Perlet: Wir haben unser Risiko-Return-Profil deutlich verbessert. Das heißt: Wir wachsen, aber kontrolliert. Zwar beträgt das organische Umsatzwachstum lediglich 2,4 Prozent, aber die Erträge steigen überproportional.

Das operative Ergebnis ist im ersten Halbjahr um 43,9 Prozent auf 3,1 Milliarden Euro gestiegen. Vor Steuern, Anteilen Dritter und Goodwill-Abschreibungen konnten wir ein Ergebnis in Höhe von 3,3 Milliarden Euro im Vergleich zu 0,5 Milliarden im Vorjahreszeitraum vorlegen. Netto kann sich der Anstieg um über 1,1 Milliarden Euro auf 1,3 Milliarden ebenfalls sehen lassen.

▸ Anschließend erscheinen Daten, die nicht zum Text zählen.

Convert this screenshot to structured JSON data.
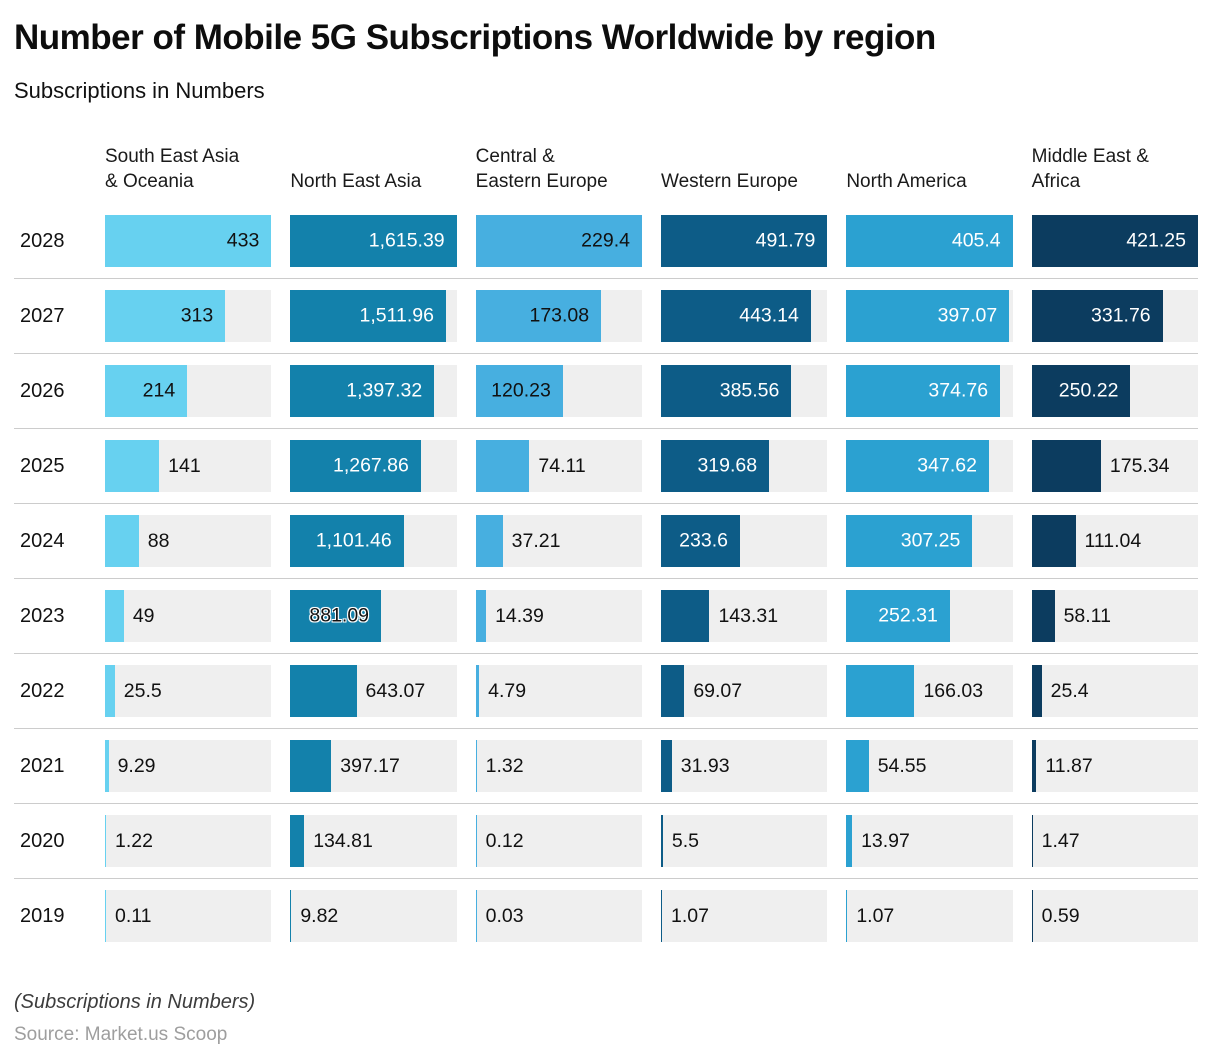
{
  "title": "Number of Mobile 5G Subscriptions Worldwide by region",
  "subtitle": "Subscriptions in Numbers",
  "footer": {
    "note": "(Subscriptions in Numbers)",
    "source": "Source: Market.us Scoop"
  },
  "colors": {
    "track": "#efefef",
    "divider": "#cccccc"
  },
  "chart_data": {
    "type": "bar",
    "orientation": "horizontal",
    "note": "Each region column is scaled independently; the 2028 value fills the full track width.",
    "categories": [
      "2028",
      "2027",
      "2026",
      "2025",
      "2024",
      "2023",
      "2022",
      "2021",
      "2020",
      "2019"
    ],
    "series": [
      {
        "name": "South East Asia & Oceania",
        "header": "South East Asia\n& Oceania",
        "color": "#67d1f0",
        "inside_label_color": "#111111",
        "values": [
          433,
          313,
          214,
          141,
          88,
          49,
          25.5,
          9.29,
          1.22,
          0.11
        ],
        "labels": [
          "433",
          "313",
          "214",
          "141",
          "88",
          "49",
          "25.5",
          "9.29",
          "1.22",
          "0.11"
        ]
      },
      {
        "name": "North East Asia",
        "header": "North East Asia",
        "color": "#1381ab",
        "inside_label_color": "#ffffff",
        "values": [
          1615.39,
          1511.96,
          1397.32,
          1267.86,
          1101.46,
          881.09,
          643.07,
          397.17,
          134.81,
          9.82
        ],
        "labels": [
          "1,615.39",
          "1,511.96",
          "1,397.32",
          "1,267.86",
          "1,101.46",
          "881.09",
          "643.07",
          "397.17",
          "134.81",
          "9.82"
        ]
      },
      {
        "name": "Central & Eastern Europe",
        "header": "Central &\nEastern Europe",
        "color": "#47afe0",
        "inside_label_color": "#111111",
        "values": [
          229.4,
          173.08,
          120.23,
          74.11,
          37.21,
          14.39,
          4.79,
          1.32,
          0.12,
          0.03
        ],
        "labels": [
          "229.4",
          "173.08",
          "120.23",
          "74.11",
          "37.21",
          "14.39",
          "4.79",
          "1.32",
          "0.12",
          "0.03"
        ]
      },
      {
        "name": "Western Europe",
        "header": "Western Europe",
        "color": "#0d5c87",
        "inside_label_color": "#ffffff",
        "values": [
          491.79,
          443.14,
          385.56,
          319.68,
          233.6,
          143.31,
          69.07,
          31.93,
          5.5,
          1.07
        ],
        "labels": [
          "491.79",
          "443.14",
          "385.56",
          "319.68",
          "233.6",
          "143.31",
          "69.07",
          "31.93",
          "5.5",
          "1.07"
        ]
      },
      {
        "name": "North America",
        "header": "North America",
        "color": "#2ba1d1",
        "inside_label_color": "#ffffff",
        "values": [
          405.4,
          397.07,
          374.76,
          347.62,
          307.25,
          252.31,
          166.03,
          54.55,
          13.97,
          1.07
        ],
        "labels": [
          "405.4",
          "397.07",
          "374.76",
          "347.62",
          "307.25",
          "252.31",
          "166.03",
          "54.55",
          "13.97",
          "1.07"
        ]
      },
      {
        "name": "Middle East & Africa",
        "header": "Middle East &\nAfrica",
        "color": "#0c3c5f",
        "inside_label_color": "#ffffff",
        "values": [
          421.25,
          331.76,
          250.22,
          175.34,
          111.04,
          58.11,
          25.4,
          11.87,
          1.47,
          0.59
        ],
        "labels": [
          "421.25",
          "331.76",
          "250.22",
          "175.34",
          "111.04",
          "58.11",
          "25.4",
          "11.87",
          "1.47",
          "0.59"
        ]
      }
    ],
    "highlight": {
      "year": "2023",
      "series": "North East Asia"
    },
    "inside_label_threshold": 0.45,
    "legend_position": "none",
    "grid": "row-dividers"
  }
}
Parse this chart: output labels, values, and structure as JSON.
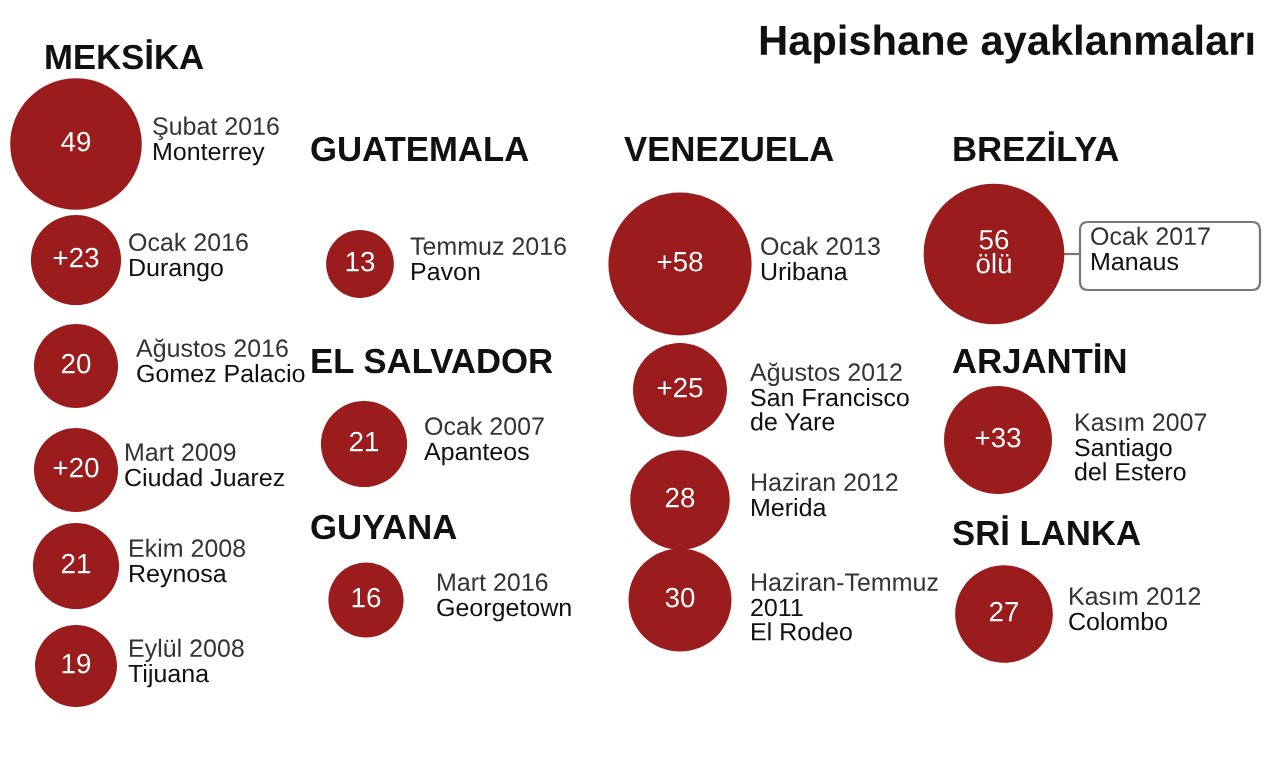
{
  "chart_data": {
    "type": "other",
    "title": "Hapishane ayaklanmaları",
    "categories": [
      "Şubat 2016\nMonterrey",
      "Ocak 2016\nDurango",
      "Ağustos 2016\nGomez Palacio",
      "Mart 2009\nCiudad Juarez",
      "Ekim 2008\nReynosa",
      "Eylül 2008\nTijuana",
      "Temmuz 2016\nPavon",
      "Ocak 2007\nApanteos",
      "Mart 2016\nGeorgetown",
      "Ocak 2013\nUribana",
      "Ağustos 2012\nSan Francisco\nde Yare",
      "Haziran 2012\nMerida",
      "Haziran-Temmuz\n2011\nEl Rodeo",
      "Ocak 2017\nManaus",
      "Kasım 2007\nSantiago\ndel Estero",
      "Kasım 2012\nColombo"
    ],
    "series": [
      {
        "name": "MEKSİKA",
        "color": "#9b1c1c",
        "values": [
          49,
          23,
          20,
          20,
          21,
          19,
          null,
          null,
          null,
          null,
          null,
          null,
          null,
          null,
          null,
          null
        ],
        "value_labels": [
          "49",
          "+23",
          "20",
          "+20",
          "21",
          "19",
          null,
          null,
          null,
          null,
          null,
          null,
          null,
          null,
          null,
          null
        ]
      },
      {
        "name": "GUATEMALA",
        "color": "#9b1c1c",
        "values": [
          null,
          null,
          null,
          null,
          null,
          null,
          13,
          null,
          null,
          null,
          null,
          null,
          null,
          null,
          null,
          null
        ],
        "value_labels": [
          null,
          null,
          null,
          null,
          null,
          null,
          "13",
          null,
          null,
          null,
          null,
          null,
          null,
          null,
          null,
          null
        ]
      },
      {
        "name": "EL SALVADOR",
        "color": "#9b1c1c",
        "values": [
          null,
          null,
          null,
          null,
          null,
          null,
          null,
          21,
          null,
          null,
          null,
          null,
          null,
          null,
          null,
          null
        ],
        "value_labels": [
          null,
          null,
          null,
          null,
          null,
          null,
          null,
          "21",
          null,
          null,
          null,
          null,
          null,
          null,
          null,
          null
        ]
      },
      {
        "name": "GUYANA",
        "color": "#9b1c1c",
        "values": [
          null,
          null,
          null,
          null,
          null,
          null,
          null,
          null,
          16,
          null,
          null,
          null,
          null,
          null,
          null,
          null
        ],
        "value_labels": [
          null,
          null,
          null,
          null,
          null,
          null,
          null,
          null,
          "16",
          null,
          null,
          null,
          null,
          null,
          null,
          null
        ]
      },
      {
        "name": "VENEZUELA",
        "color": "#9b1c1c",
        "values": [
          null,
          null,
          null,
          null,
          null,
          null,
          null,
          null,
          null,
          58,
          25,
          28,
          30,
          null,
          null,
          null
        ],
        "value_labels": [
          null,
          null,
          null,
          null,
          null,
          null,
          null,
          null,
          null,
          "+58",
          "+25",
          "28",
          "30",
          null,
          null,
          null
        ]
      },
      {
        "name": "BREZİLYA",
        "color": "#9b1c1c",
        "values": [
          null,
          null,
          null,
          null,
          null,
          null,
          null,
          null,
          null,
          null,
          null,
          null,
          null,
          56,
          null,
          null
        ],
        "value_labels": [
          null,
          null,
          null,
          null,
          null,
          null,
          null,
          null,
          null,
          null,
          null,
          null,
          null,
          "56\nölü",
          null,
          null
        ]
      },
      {
        "name": "ARJANTİN",
        "color": "#9b1c1c",
        "values": [
          null,
          null,
          null,
          null,
          null,
          null,
          null,
          null,
          null,
          null,
          null,
          null,
          null,
          null,
          33,
          null
        ],
        "value_labels": [
          null,
          null,
          null,
          null,
          null,
          null,
          null,
          null,
          null,
          null,
          null,
          null,
          null,
          null,
          "+33",
          null
        ]
      },
      {
        "name": "SRİ LANKA",
        "color": "#9b1c1c",
        "values": [
          null,
          null,
          null,
          null,
          null,
          null,
          null,
          null,
          null,
          null,
          null,
          null,
          null,
          null,
          null,
          27
        ],
        "value_labels": [
          null,
          null,
          null,
          null,
          null,
          null,
          null,
          null,
          null,
          null,
          null,
          null,
          null,
          null,
          null,
          "27"
        ]
      }
    ]
  }
}
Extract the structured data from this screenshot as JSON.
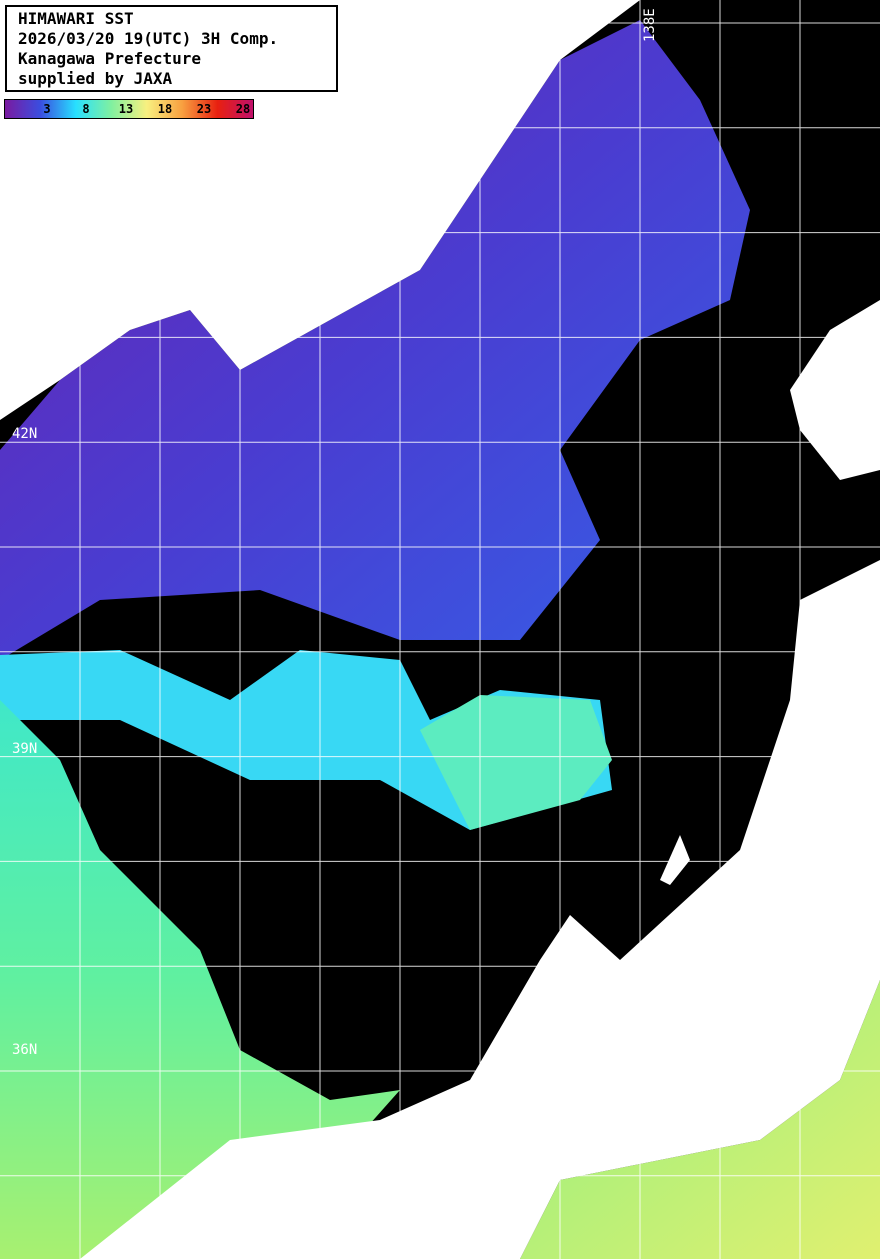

? Was freut Sie am meisten?
Perlet: Besonders zufrieden sind wir mit dem Schaden- und Unfallversicherungsgeschäft, wo sich unser gruppenübergreifendes Risikomanagement auszahlt.

Die Combined Ratio konnten wir insgesamt auf 94,3 Prozent verbessern, eine weitere Senkung um 2,7 Prozentpunkte seit dem Vorjahr. Bei allen größeren Einheiten - erstmals auch bei AGF - lag die Quote im zweiten Quartal unter 100 Prozent. Das heißt, wir nehmen mehr Prämien ein als wir für Kosten und Schäden ausgeben und verdienen folglich im Versicherungsgeschäft wieder Geld.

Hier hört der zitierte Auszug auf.